First, you have to report any modification that results in a change of classification. Its an open question whether the CFP thinks going from Restricted REceiver only to Restricted Firearm is a change in CLASS, or simply an update to the registration records. In any event, once you install an upper, you will clearly trigger this requirement, regardless of whether you intend the installation to be permanent or not.
Second, you have to report any modification
that is intended to be permanent that changes the TYPE, ACTION, caliber or gauge. The TYPE, ie handgun, vs rifle, is determined by the furniture, typically the stock. A full assembled lower has a stock. Second, the ACTION, IE Single, semi or full, is determined by the LPK, which a fully assembled lower receiver has. So regardless of whether or not you have actually finished the firearm, those modifications need to be reported,
if intended to be permanent, or if still in place after 30 days.
In either case, if the gun is ever seized fully assembled, the onus is on the crown to prove that you completed the assembled firearm more than 30 days ago. This will be impossible for them to prove with your help.
That said, several court rulings have determined that a firearm temporarily (undefined period of time) disassembled for maintenance, cleaning, inspection whatever, is still a WHOLE firearm, and people have been convicted for firearms offences that required an accused to be in possession of a whole firearm, despite the fact that the firearm was disassembled, and in some cases even broken.
Once you own all the pieces, and put them together, you have made a whole firearm. Simply separating the upper and lower will not necessarily count, or be viewed as, removing a modification to reset the 30 day notification period. The crown could argue, and easily convince a judge, that the firearm was not "un modified" but was merely disassembled (confused yet?), and rely on precedent already established to claim that its still a whole firearm, and you still have only that initial 30 days to report.
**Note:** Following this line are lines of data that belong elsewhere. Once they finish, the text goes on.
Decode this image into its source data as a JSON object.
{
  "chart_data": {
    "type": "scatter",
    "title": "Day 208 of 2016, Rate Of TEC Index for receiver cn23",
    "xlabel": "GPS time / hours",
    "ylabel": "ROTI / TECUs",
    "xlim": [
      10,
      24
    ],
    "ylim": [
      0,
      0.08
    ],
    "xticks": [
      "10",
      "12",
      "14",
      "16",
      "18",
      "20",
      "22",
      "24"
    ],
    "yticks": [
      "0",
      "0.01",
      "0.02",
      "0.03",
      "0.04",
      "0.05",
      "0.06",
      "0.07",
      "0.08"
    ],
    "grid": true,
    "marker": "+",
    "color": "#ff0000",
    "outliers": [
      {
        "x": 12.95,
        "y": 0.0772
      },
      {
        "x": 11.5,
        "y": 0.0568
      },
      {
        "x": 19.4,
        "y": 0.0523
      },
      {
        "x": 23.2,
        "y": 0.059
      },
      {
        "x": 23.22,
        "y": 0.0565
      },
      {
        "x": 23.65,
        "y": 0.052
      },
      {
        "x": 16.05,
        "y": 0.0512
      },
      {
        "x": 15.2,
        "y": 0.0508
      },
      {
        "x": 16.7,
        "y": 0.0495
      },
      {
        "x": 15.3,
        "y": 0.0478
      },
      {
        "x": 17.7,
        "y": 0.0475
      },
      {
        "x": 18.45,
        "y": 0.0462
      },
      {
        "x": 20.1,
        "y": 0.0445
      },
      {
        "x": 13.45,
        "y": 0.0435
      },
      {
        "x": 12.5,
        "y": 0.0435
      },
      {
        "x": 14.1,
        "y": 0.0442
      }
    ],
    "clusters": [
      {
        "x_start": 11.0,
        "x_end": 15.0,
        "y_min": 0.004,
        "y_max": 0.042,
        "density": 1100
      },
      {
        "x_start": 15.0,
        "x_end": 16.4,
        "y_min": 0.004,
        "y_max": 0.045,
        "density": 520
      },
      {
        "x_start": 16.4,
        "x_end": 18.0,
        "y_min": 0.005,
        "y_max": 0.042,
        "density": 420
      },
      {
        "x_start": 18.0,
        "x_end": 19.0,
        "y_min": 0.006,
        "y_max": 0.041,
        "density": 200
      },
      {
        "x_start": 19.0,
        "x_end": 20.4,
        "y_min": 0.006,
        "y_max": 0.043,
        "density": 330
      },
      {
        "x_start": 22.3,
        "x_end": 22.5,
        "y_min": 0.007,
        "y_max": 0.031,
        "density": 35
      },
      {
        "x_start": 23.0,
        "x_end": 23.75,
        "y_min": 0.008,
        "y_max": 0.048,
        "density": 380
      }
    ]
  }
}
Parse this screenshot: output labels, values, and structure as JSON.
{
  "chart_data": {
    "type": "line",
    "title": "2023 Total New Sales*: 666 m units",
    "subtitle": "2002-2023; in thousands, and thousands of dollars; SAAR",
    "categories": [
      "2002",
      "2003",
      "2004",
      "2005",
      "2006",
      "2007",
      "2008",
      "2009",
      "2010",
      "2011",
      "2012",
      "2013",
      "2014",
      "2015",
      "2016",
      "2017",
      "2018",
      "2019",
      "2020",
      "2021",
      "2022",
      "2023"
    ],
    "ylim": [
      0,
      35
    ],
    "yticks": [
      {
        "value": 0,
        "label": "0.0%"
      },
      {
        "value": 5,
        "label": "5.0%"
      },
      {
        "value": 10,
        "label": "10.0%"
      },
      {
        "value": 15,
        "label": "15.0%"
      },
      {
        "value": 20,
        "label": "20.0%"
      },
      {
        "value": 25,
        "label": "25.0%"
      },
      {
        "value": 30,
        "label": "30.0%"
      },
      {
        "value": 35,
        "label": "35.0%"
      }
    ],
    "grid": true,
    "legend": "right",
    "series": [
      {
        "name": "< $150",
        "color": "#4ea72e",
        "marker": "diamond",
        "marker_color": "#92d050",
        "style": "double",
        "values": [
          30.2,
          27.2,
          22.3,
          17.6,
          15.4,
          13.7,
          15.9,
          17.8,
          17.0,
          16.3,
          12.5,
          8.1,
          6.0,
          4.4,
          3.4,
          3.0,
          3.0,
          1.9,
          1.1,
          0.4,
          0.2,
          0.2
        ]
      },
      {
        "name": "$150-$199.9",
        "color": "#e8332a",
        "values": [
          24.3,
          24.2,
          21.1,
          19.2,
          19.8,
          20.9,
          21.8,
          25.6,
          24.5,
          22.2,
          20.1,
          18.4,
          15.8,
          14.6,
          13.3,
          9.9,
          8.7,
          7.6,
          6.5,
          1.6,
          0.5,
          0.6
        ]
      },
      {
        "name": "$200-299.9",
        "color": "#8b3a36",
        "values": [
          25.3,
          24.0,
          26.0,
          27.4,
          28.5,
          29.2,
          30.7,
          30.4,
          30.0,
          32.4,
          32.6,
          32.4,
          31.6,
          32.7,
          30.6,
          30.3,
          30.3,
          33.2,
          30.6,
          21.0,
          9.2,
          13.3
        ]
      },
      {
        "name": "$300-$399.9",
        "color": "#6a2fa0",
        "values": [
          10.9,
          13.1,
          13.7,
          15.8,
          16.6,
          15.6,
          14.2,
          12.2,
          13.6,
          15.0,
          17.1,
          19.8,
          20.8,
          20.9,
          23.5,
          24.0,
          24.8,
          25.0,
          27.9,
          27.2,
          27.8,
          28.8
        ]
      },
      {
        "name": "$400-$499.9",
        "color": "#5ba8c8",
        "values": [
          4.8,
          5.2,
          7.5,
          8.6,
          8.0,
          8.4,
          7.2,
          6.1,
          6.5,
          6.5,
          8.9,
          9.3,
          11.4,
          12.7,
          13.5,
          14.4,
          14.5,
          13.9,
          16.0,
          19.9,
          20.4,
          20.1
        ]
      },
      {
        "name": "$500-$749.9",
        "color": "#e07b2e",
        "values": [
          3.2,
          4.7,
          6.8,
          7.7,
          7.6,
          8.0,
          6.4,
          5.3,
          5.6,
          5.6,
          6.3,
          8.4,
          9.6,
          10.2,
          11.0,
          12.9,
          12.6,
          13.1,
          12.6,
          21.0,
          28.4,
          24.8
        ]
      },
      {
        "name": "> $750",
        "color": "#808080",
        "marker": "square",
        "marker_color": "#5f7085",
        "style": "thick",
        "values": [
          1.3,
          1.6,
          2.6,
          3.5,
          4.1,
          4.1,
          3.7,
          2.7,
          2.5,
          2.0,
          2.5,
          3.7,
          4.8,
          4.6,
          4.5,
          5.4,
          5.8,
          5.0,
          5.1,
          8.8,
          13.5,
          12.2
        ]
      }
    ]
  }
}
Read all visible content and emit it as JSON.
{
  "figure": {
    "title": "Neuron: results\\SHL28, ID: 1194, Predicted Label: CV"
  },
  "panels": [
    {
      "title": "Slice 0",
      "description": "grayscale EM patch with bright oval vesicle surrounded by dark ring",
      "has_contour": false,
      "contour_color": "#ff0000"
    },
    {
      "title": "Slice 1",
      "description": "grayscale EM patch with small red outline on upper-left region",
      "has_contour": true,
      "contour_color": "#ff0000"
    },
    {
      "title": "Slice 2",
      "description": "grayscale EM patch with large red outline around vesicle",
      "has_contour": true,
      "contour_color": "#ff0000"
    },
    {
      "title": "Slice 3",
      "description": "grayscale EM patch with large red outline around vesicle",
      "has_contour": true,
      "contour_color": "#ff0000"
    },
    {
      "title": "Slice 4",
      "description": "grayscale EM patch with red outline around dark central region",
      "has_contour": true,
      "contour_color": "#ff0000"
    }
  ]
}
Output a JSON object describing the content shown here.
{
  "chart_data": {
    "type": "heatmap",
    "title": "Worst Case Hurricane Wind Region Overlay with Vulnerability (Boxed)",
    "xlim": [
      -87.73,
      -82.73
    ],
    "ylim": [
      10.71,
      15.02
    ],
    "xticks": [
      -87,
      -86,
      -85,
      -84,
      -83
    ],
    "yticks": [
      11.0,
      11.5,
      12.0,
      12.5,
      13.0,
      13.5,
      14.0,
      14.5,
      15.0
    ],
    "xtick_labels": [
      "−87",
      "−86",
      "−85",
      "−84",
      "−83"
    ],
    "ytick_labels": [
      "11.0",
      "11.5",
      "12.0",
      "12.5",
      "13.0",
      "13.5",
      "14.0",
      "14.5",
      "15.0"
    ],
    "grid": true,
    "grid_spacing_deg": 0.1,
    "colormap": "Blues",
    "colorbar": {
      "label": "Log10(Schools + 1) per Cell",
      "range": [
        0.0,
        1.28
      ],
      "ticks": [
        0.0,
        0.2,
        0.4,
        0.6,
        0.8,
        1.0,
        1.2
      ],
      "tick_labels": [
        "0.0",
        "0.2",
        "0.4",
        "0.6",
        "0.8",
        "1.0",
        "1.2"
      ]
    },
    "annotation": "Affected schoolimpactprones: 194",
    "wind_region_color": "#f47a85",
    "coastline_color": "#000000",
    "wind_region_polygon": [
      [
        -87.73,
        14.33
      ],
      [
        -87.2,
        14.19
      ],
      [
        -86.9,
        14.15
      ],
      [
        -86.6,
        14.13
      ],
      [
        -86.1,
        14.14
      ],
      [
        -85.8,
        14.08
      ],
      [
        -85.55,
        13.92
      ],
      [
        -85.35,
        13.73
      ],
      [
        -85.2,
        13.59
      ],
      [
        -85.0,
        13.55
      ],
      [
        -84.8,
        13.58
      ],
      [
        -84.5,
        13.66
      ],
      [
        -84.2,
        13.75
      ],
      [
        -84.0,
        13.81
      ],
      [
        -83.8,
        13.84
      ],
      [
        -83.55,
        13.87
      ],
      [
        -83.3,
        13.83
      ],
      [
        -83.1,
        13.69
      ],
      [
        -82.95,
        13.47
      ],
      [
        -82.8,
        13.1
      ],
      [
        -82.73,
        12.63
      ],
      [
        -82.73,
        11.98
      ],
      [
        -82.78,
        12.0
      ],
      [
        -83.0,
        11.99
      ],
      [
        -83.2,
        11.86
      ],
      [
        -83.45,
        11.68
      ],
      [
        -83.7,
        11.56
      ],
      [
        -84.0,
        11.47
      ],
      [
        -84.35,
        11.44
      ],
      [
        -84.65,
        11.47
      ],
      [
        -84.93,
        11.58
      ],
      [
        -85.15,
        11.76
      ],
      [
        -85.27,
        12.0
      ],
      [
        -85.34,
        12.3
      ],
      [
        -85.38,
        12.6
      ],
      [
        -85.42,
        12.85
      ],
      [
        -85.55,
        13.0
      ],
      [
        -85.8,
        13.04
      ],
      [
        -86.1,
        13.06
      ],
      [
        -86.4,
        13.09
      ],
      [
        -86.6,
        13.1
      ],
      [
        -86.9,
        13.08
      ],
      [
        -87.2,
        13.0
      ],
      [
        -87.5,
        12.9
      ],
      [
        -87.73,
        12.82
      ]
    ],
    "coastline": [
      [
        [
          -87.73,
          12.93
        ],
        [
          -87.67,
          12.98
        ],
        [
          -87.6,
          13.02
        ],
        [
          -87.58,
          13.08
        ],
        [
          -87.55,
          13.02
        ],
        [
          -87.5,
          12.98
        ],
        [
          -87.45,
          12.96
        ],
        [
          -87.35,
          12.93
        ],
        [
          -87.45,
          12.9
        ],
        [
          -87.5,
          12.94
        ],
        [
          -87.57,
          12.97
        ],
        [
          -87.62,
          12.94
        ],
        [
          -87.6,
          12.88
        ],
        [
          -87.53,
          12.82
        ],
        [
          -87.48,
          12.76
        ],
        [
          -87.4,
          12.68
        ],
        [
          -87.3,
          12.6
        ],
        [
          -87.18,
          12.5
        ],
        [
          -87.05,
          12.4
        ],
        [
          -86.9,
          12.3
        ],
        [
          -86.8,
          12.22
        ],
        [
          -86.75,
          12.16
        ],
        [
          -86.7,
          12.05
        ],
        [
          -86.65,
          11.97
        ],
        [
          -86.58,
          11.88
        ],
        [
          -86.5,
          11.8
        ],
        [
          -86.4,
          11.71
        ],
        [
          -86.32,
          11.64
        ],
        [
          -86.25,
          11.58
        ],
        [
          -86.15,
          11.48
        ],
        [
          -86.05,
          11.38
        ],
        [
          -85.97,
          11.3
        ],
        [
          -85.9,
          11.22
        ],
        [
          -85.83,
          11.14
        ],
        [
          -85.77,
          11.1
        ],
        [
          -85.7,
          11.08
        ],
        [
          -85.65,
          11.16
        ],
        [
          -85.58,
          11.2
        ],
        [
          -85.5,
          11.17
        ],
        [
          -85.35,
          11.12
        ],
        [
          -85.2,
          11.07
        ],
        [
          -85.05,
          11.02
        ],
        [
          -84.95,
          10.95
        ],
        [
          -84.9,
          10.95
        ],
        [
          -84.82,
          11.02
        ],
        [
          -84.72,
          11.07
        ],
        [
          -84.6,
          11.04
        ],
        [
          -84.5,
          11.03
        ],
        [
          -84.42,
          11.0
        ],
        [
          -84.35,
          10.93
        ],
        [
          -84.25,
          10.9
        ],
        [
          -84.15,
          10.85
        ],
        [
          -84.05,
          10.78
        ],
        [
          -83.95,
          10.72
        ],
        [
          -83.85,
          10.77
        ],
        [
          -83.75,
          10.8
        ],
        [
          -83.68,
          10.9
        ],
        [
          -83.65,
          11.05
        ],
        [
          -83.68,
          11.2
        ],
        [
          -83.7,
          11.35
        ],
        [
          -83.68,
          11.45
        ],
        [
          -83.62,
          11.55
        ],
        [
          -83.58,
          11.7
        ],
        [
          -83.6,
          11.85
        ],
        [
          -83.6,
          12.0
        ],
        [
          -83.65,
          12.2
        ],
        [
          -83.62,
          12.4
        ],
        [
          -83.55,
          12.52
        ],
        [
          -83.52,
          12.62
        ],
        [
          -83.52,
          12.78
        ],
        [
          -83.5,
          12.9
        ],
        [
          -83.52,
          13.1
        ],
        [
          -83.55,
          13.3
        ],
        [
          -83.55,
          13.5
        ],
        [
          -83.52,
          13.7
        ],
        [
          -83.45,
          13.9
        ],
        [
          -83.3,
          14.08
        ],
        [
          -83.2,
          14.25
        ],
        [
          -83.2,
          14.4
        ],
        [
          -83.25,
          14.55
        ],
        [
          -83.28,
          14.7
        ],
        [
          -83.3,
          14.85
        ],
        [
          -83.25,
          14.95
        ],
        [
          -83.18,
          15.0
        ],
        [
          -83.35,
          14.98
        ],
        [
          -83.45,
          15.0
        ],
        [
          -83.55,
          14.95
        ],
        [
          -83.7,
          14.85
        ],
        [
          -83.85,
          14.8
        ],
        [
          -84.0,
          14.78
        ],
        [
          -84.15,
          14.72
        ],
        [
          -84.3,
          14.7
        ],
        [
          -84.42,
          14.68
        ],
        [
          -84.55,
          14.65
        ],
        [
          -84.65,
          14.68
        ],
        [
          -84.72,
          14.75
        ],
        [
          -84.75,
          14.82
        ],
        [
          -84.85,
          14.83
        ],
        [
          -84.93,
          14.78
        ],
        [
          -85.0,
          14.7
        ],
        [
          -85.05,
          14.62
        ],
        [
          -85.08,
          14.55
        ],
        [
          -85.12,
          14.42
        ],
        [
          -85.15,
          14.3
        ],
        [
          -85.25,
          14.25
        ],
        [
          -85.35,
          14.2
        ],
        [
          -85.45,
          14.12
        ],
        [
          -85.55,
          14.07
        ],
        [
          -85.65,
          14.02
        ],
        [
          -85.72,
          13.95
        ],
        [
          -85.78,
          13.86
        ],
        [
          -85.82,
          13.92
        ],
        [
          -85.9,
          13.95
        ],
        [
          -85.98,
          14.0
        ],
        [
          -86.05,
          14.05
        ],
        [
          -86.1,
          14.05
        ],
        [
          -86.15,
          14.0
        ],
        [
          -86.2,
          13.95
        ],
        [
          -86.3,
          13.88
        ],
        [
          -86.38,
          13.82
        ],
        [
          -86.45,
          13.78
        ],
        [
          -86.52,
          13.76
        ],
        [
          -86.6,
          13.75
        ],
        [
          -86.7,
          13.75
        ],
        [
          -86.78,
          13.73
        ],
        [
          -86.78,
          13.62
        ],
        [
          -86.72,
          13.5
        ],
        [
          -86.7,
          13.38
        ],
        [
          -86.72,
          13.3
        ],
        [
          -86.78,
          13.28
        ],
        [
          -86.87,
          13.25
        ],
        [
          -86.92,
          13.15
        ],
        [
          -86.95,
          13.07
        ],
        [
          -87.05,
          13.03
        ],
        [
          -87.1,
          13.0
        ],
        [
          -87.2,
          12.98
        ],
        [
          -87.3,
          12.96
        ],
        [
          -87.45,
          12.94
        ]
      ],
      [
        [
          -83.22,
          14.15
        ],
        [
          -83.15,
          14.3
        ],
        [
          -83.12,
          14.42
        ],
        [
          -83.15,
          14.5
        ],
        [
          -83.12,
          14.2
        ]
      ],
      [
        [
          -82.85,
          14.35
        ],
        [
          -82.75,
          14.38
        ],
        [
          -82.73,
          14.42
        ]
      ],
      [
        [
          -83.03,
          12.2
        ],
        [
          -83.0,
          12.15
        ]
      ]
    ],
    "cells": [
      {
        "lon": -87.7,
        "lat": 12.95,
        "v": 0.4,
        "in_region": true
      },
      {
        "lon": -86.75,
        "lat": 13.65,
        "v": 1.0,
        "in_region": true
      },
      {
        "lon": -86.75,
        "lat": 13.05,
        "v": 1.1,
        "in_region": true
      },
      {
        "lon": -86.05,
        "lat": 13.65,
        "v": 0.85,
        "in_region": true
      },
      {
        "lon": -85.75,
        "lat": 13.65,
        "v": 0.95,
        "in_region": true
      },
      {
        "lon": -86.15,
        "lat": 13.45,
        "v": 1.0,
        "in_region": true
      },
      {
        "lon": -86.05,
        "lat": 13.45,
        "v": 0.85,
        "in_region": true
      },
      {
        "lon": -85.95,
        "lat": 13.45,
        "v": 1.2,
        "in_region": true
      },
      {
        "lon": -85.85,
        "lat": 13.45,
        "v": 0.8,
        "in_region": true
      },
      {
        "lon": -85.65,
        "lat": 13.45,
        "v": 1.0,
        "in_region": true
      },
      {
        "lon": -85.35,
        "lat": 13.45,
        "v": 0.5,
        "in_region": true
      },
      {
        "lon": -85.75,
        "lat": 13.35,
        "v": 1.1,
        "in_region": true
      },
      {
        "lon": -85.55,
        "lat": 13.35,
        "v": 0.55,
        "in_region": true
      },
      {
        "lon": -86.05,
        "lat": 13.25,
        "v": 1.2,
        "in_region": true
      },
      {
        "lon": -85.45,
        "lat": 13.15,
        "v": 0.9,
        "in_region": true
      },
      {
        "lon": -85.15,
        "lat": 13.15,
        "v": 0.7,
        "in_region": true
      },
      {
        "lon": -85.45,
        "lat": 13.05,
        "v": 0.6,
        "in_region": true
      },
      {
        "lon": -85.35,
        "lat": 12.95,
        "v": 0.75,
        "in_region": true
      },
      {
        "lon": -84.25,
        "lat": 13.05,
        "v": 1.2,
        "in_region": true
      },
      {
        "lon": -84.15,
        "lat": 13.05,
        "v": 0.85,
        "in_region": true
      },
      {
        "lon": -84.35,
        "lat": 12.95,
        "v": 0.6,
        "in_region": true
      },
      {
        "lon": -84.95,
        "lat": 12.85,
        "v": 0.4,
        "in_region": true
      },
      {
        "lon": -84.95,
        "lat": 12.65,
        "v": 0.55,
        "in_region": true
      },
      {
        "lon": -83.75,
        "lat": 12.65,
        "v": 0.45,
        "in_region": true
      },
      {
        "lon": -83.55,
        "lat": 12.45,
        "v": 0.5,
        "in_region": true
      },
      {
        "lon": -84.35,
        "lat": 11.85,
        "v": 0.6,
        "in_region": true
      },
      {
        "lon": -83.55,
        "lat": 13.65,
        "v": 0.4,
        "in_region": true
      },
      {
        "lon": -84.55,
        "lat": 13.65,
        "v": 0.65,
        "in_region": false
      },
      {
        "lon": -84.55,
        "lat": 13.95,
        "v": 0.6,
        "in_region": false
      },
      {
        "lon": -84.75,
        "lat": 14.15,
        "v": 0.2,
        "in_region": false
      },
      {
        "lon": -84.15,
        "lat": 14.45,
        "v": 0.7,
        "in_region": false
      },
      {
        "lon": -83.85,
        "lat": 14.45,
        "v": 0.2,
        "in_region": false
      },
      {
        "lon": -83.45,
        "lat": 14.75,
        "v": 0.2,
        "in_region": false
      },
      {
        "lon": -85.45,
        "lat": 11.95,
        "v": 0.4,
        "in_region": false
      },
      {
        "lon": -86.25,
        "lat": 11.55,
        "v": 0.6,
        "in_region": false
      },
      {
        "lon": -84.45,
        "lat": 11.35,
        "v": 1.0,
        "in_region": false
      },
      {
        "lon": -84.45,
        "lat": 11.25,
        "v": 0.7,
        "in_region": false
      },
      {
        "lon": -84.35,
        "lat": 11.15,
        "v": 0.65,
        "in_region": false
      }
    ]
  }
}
Bottom line, if you want to play it safe, you should hand in your PAL now. Complying with the BS is a mugs game. But to the letter, you should already be calling the Registrar to to tell them modifications you have made. At the end of the day there is no benefit to you whatsoever in having a RECEIVER-ONLY registration. NONE. And don't let them use the excuse that their database isn't configured to describe your firearm accurately. That crappy database is their problem, the law is our problem.